I am also skeptical of that little motor's ability to handle 3000w continuous.

Look at a motorbike chain, and then look at that delicate little this motor comes with. Looks thinner than a normal bike chain.


Let's consider top speed of the motor next, to see if it's geared appropriately:

The little sprocket is roughly 12 tooth, the larger one roughly 60 tooth, so, ~5:1 geardown. The motor says it's rated for about 5000rpm, so, about 1000 rpm at the wheel.

1000 revolutions per minute is 60000 revolutions per hour. You want 100km/h, so you need a tire circumference of 1.66 meters so that a tire rotating 60000 times actually rolls at least 100km. That's a diameter of 0.53m, which is 17.5"... that would be a pretty small tire, so, it looks like, roughly speaking, this motor can probably spin fast enough for a normal range of motorcycle tires to reach 100km/h.

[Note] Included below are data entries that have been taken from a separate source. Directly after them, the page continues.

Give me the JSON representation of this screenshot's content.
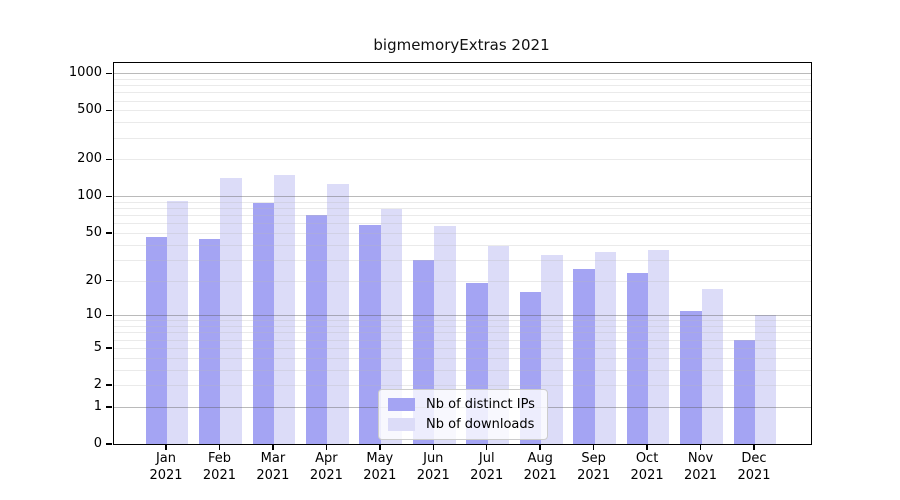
{
  "window": {
    "background": "#ffffff"
  },
  "chart_data": {
    "type": "bar",
    "title": "bigmemoryExtras 2021",
    "categories": [
      "Jan",
      "Feb",
      "Mar",
      "Apr",
      "May",
      "Jun",
      "Jul",
      "Aug",
      "Sep",
      "Oct",
      "Nov",
      "Dec"
    ],
    "year": "2021",
    "series": [
      {
        "name": "Nb of distinct IPs",
        "color": "#a4a4f3",
        "values": [
          46,
          45,
          88,
          70,
          58,
          30,
          19,
          16,
          25,
          23,
          11,
          6
        ]
      },
      {
        "name": "Nb of downloads",
        "color": "#dcdcf8",
        "values": [
          91,
          142,
          150,
          125,
          79,
          57,
          39,
          33,
          35,
          36,
          17,
          10
        ]
      }
    ],
    "xlabel": "",
    "ylabel": "",
    "y_scale": "log10(value+1)",
    "y_axis_top_decades": 3.083,
    "y_ticks": [
      0,
      1,
      2,
      5,
      10,
      20,
      50,
      100,
      200,
      500,
      1000
    ],
    "y_major_gridlines": [
      1,
      10,
      100,
      1000
    ],
    "y_minor_gridlines": [
      2,
      3,
      4,
      5,
      6,
      7,
      8,
      9,
      20,
      30,
      40,
      50,
      60,
      70,
      80,
      90,
      200,
      300,
      400,
      500,
      600,
      700,
      800,
      900
    ],
    "grid": true,
    "legend_position": "lower center-right"
  }
}
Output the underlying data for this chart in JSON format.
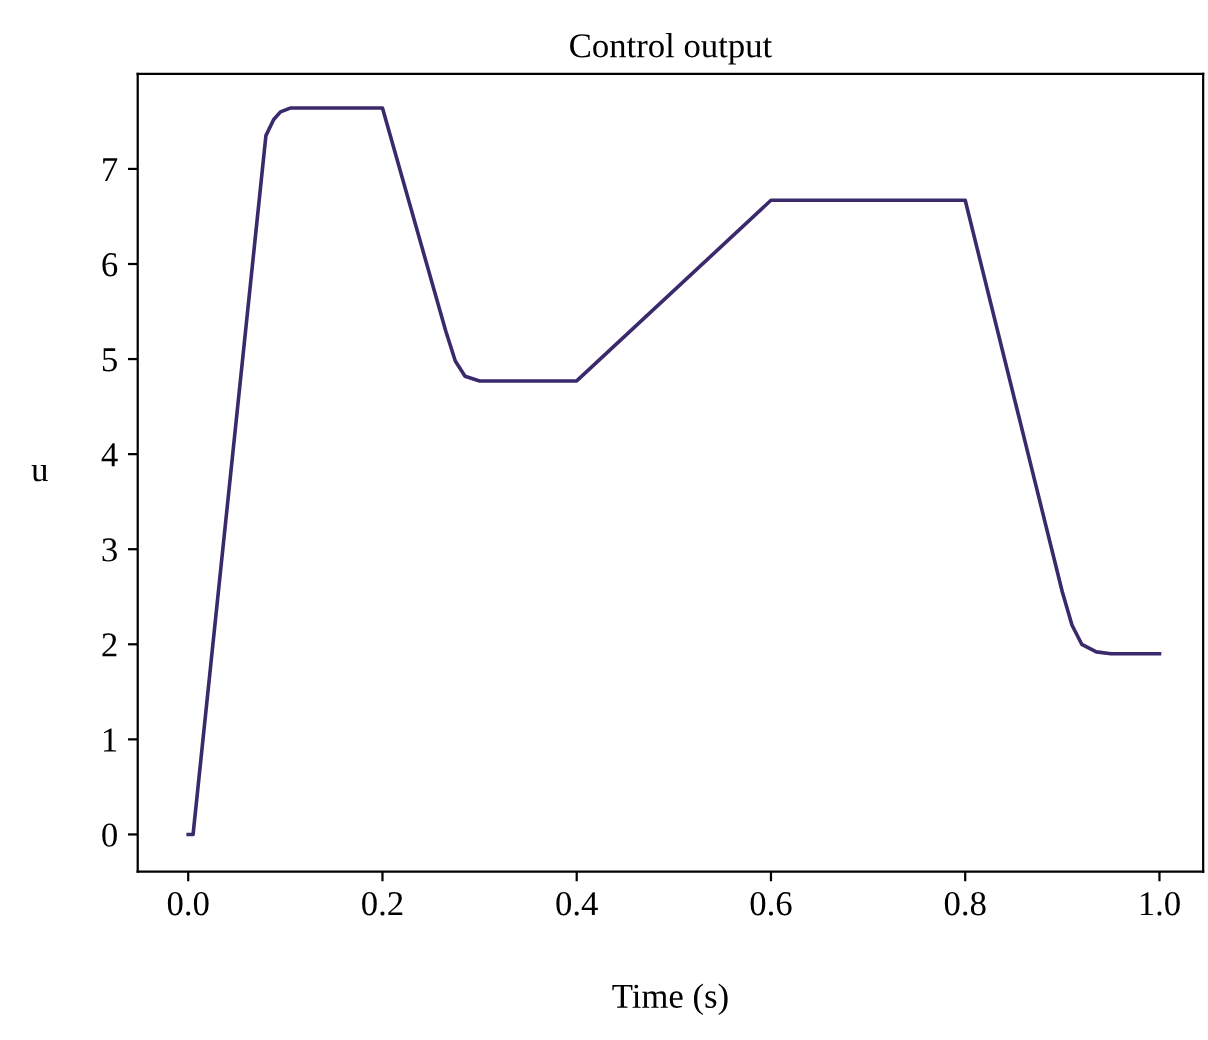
{
  "chart_data": {
    "type": "line",
    "title": "Control output",
    "xlabel": "Time (s)",
    "ylabel": "u",
    "x": [
      0,
      0.005,
      0.08,
      0.088,
      0.095,
      0.105,
      0.2,
      0.265,
      0.275,
      0.285,
      0.3,
      0.4,
      0.6,
      0.8,
      0.9,
      0.91,
      0.92,
      0.935,
      0.95,
      1.0
    ],
    "series": [
      {
        "color": "#3b2a6b",
        "values": [
          0,
          0,
          7.35,
          7.52,
          7.6,
          7.64,
          7.64,
          5.3,
          4.98,
          4.82,
          4.77,
          4.77,
          6.67,
          6.67,
          2.55,
          2.2,
          2.0,
          1.92,
          1.9,
          1.9
        ]
      }
    ],
    "xlim": [
      -0.052,
      1.045
    ],
    "ylim": [
      -0.39,
      8.0
    ],
    "xticks": [
      {
        "value": 0,
        "label": "0.0"
      },
      0.2,
      0.4,
      0.6,
      0.8,
      {
        "value": 1,
        "label": "1.0"
      }
    ],
    "yticks": [
      0,
      1,
      2,
      3,
      4,
      5,
      6,
      7
    ],
    "marker": "none",
    "line_style": "solid"
  }
}
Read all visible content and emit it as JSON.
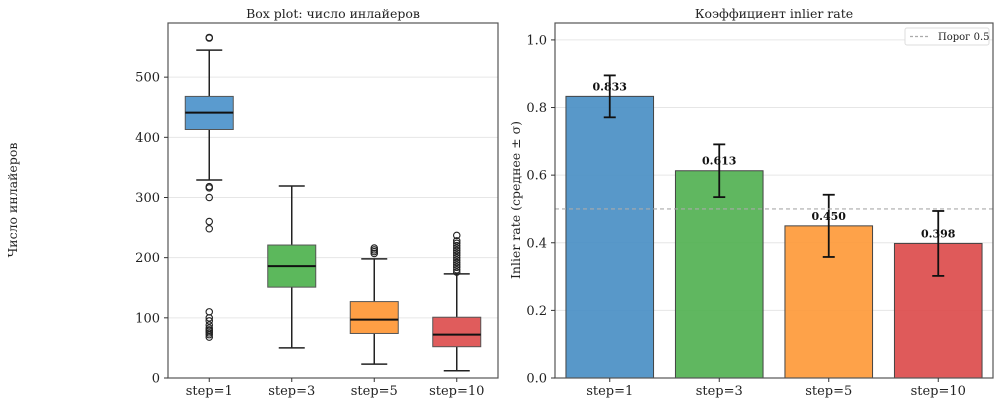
{
  "chart_data": [
    {
      "type": "box",
      "title": "Box plot: число инлайеров",
      "xlabel": "",
      "ylabel": "Число инлайеров",
      "ylim": [
        0,
        590
      ],
      "yticks": [
        0,
        100,
        200,
        300,
        400,
        500
      ],
      "ytick_labels": [
        "0",
        "100",
        "200",
        "300",
        "400",
        "500"
      ],
      "grid": true,
      "categories": [
        "step=1",
        "step=3",
        "step=5",
        "step=10"
      ],
      "colors": [
        "#5a9bcf",
        "#5cb85c",
        "#fe9f45",
        "#e05c5c"
      ],
      "boxes": [
        {
          "label": "step=1",
          "whisker_low": 329,
          "q1": 413,
          "median": 441,
          "q3": 468,
          "whisker_high": 545,
          "outliers": [
            565,
            566,
            318,
            316,
            300,
            260,
            248,
            110,
            100,
            95,
            88,
            83,
            80,
            78,
            75,
            72,
            68
          ]
        },
        {
          "label": "step=3",
          "whisker_low": 50,
          "q1": 151,
          "median": 186,
          "q3": 221,
          "whisker_high": 319,
          "outliers": []
        },
        {
          "label": "step=5",
          "whisker_low": 23,
          "q1": 74,
          "median": 97,
          "q3": 127,
          "whisker_high": 198,
          "outliers": [
            207,
            210,
            213,
            216
          ]
        },
        {
          "label": "step=10",
          "whisker_low": 12,
          "q1": 52,
          "median": 72,
          "q3": 101,
          "whisker_high": 173,
          "outliers": [
            176,
            180,
            184,
            188,
            192,
            196,
            200,
            204,
            208,
            212,
            216,
            220,
            224,
            228,
            237
          ]
        }
      ]
    },
    {
      "type": "bar",
      "title": "Коэффициент inlier rate",
      "xlabel": "",
      "ylabel": "Inlier rate (среднее ± σ)",
      "ylim": [
        0,
        1.05
      ],
      "yticks": [
        0.0,
        0.2,
        0.4,
        0.6,
        0.8,
        1.0
      ],
      "ytick_labels": [
        "0.0",
        "0.2",
        "0.4",
        "0.6",
        "0.8",
        "1.0"
      ],
      "grid": true,
      "categories": [
        "step=1",
        "step=3",
        "step=5",
        "step=10"
      ],
      "values": [
        0.833,
        0.613,
        0.45,
        0.398
      ],
      "value_labels": [
        "0.833",
        "0.613",
        "0.450",
        "0.398"
      ],
      "errors": [
        0.062,
        0.078,
        0.092,
        0.096
      ],
      "colors": [
        "#4a8fc4",
        "#52b152",
        "#fe9a3a",
        "#dc4c4c"
      ],
      "threshold": {
        "value": 0.5,
        "label": "Порог 0.5"
      },
      "legend": {
        "placement": "top-right",
        "entries": [
          "Порог 0.5"
        ]
      }
    }
  ]
}
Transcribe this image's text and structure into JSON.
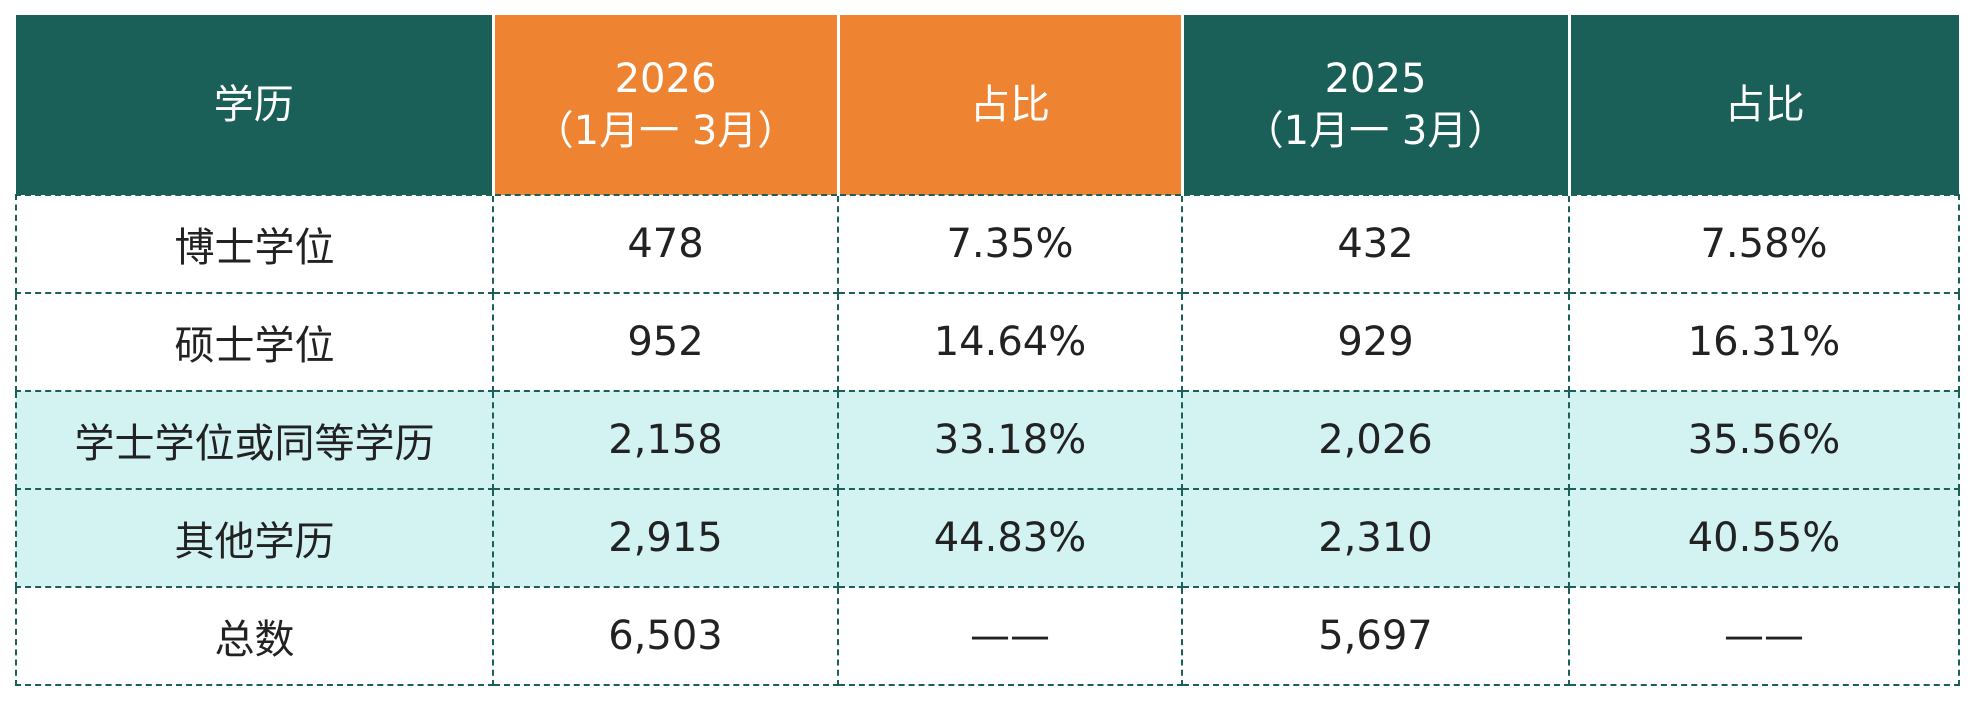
{
  "header": {
    "col1": "学历",
    "col2_year": "2026",
    "col2_range": "（1月一 3月）",
    "col3": "占比",
    "col4_year": "2025",
    "col4_range": "（1月一 3月）",
    "col5": "占比"
  },
  "rows": [
    {
      "degree": "博士学位",
      "count_2026": "478",
      "share_2026": "7.35%",
      "count_2025": "432",
      "share_2025": "7.58%"
    },
    {
      "degree": "硕士学位",
      "count_2026": "952",
      "share_2026": "14.64%",
      "count_2025": "929",
      "share_2025": "16.31%"
    },
    {
      "degree": "学士学位或同等学历",
      "count_2026": "2,158",
      "share_2026": "33.18%",
      "count_2025": "2,026",
      "share_2025": "35.56%"
    },
    {
      "degree": "其他学历",
      "count_2026": "2,915",
      "share_2026": "44.83%",
      "count_2025": "2,310",
      "share_2025": "40.55%"
    },
    {
      "degree": "总数",
      "count_2026": "6,503",
      "share_2026": "——",
      "count_2025": "5,697",
      "share_2025": "——"
    }
  ],
  "colors": {
    "header_green": "#1a6058",
    "header_orange": "#ee8431",
    "highlight_row": "#d2f3f1"
  }
}
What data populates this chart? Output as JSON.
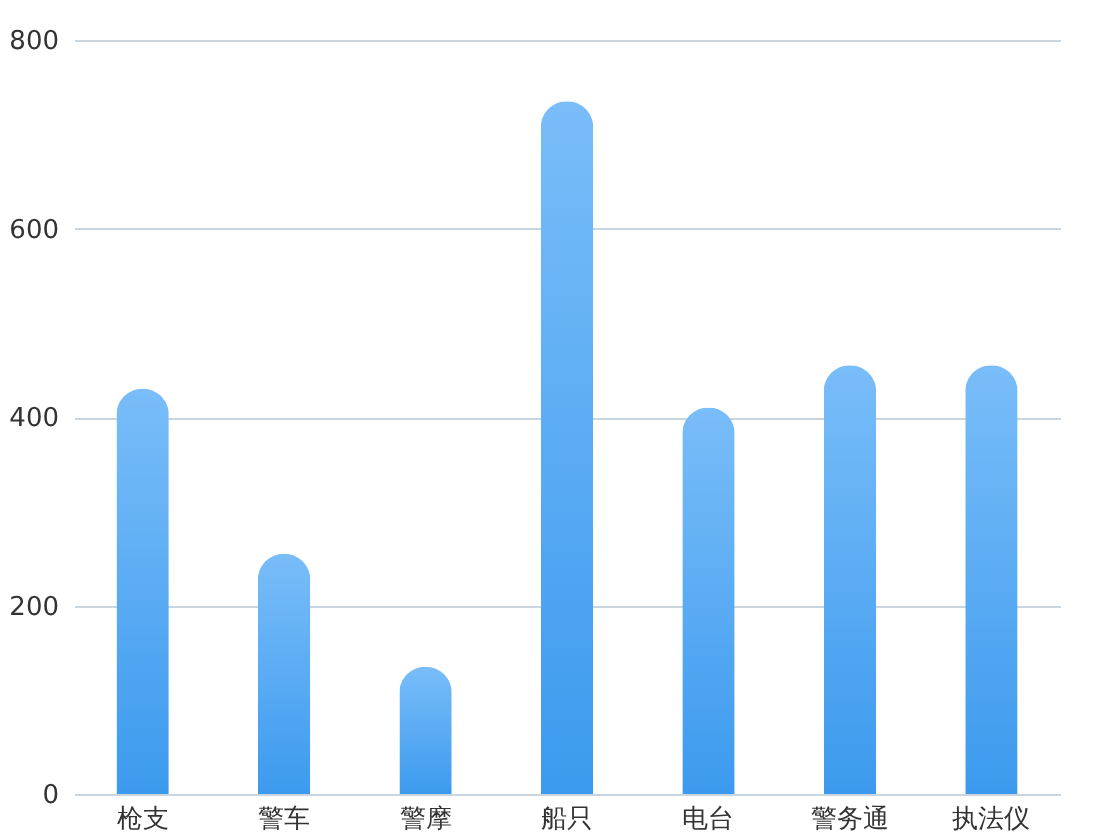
{
  "chart_data": {
    "type": "bar",
    "categories": [
      "枪支",
      "警车",
      "警摩",
      "船只",
      "电台",
      "警务通",
      "执法仪"
    ],
    "values": [
      430,
      255,
      135,
      735,
      410,
      455,
      455
    ],
    "color": "#58adf7",
    "ylim": [
      0,
      800
    ],
    "yticks": [
      0,
      200,
      400,
      600,
      800
    ],
    "grid": "y"
  }
}
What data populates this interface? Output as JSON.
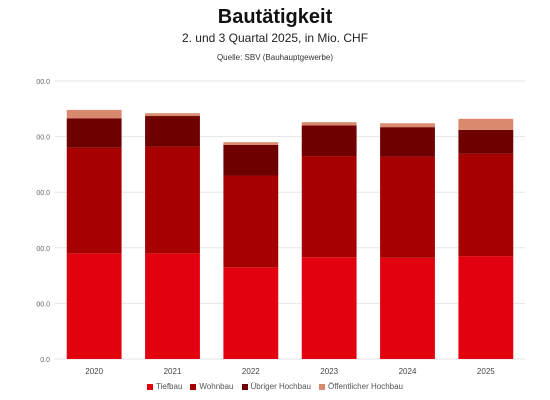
{
  "chart_data": {
    "type": "bar",
    "stacked": true,
    "title": "Bautätigkeit",
    "subtitle": "2. und 3 Quartal 2025, in Mio. CHF",
    "source": "Quelle: SBV (Bauhauptgewerbe)",
    "categories": [
      "2020",
      "2021",
      "2022",
      "2023",
      "2024",
      "2025"
    ],
    "y_tick_labels": [
      "0.0",
      "00.0",
      "00.0",
      "00.0",
      "00.0",
      "00.0"
    ],
    "ylim": [
      0,
      5
    ],
    "grid": true,
    "legend_position": "bottom",
    "series": [
      {
        "name": "Tiefbau",
        "color": "#e3000f",
        "values": [
          1.9,
          1.9,
          1.65,
          1.83,
          1.82,
          1.85
        ]
      },
      {
        "name": "Wohnbau",
        "color": "#a60000",
        "values": [
          1.9,
          1.92,
          1.65,
          1.82,
          1.82,
          1.84
        ]
      },
      {
        "name": "Übriger Hochbau",
        "color": "#6e0000",
        "values": [
          0.53,
          0.55,
          0.55,
          0.55,
          0.53,
          0.43
        ]
      },
      {
        "name": "Öffentlicher Hochbau",
        "color": "#d98a6e",
        "values": [
          0.15,
          0.05,
          0.05,
          0.06,
          0.07,
          0.2
        ]
      }
    ]
  }
}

... next, you chose a 3600watt-hour battery. (72v x 50ah = 3600 watt-hour)

Supposing you need 8000 watts to travel highway speeds, that 3600wh battery will last you 45% of one hour at that rate of discharge. At 100km/h, that's 45km. So, that battery is pretty close to what you'd need, and if you were driving slower like you usually would be at the starts and ends of your trip, you'd probably be okay. You only need 1500 watts to travel 70km/h (that's what most mopeds are, and about how fast they can go), so, at 70km/h you'd have 240km range.


----------



## ibartsimp (Apr 20, 2020)

Thank you very much for that detailed on all matters answer.
I don't have a lot to reply besides doing what you suggested.

And I'll head to a more specialized forum (but google yeled yours first on "home made electric motorcycle forum" )
Have good day.


----------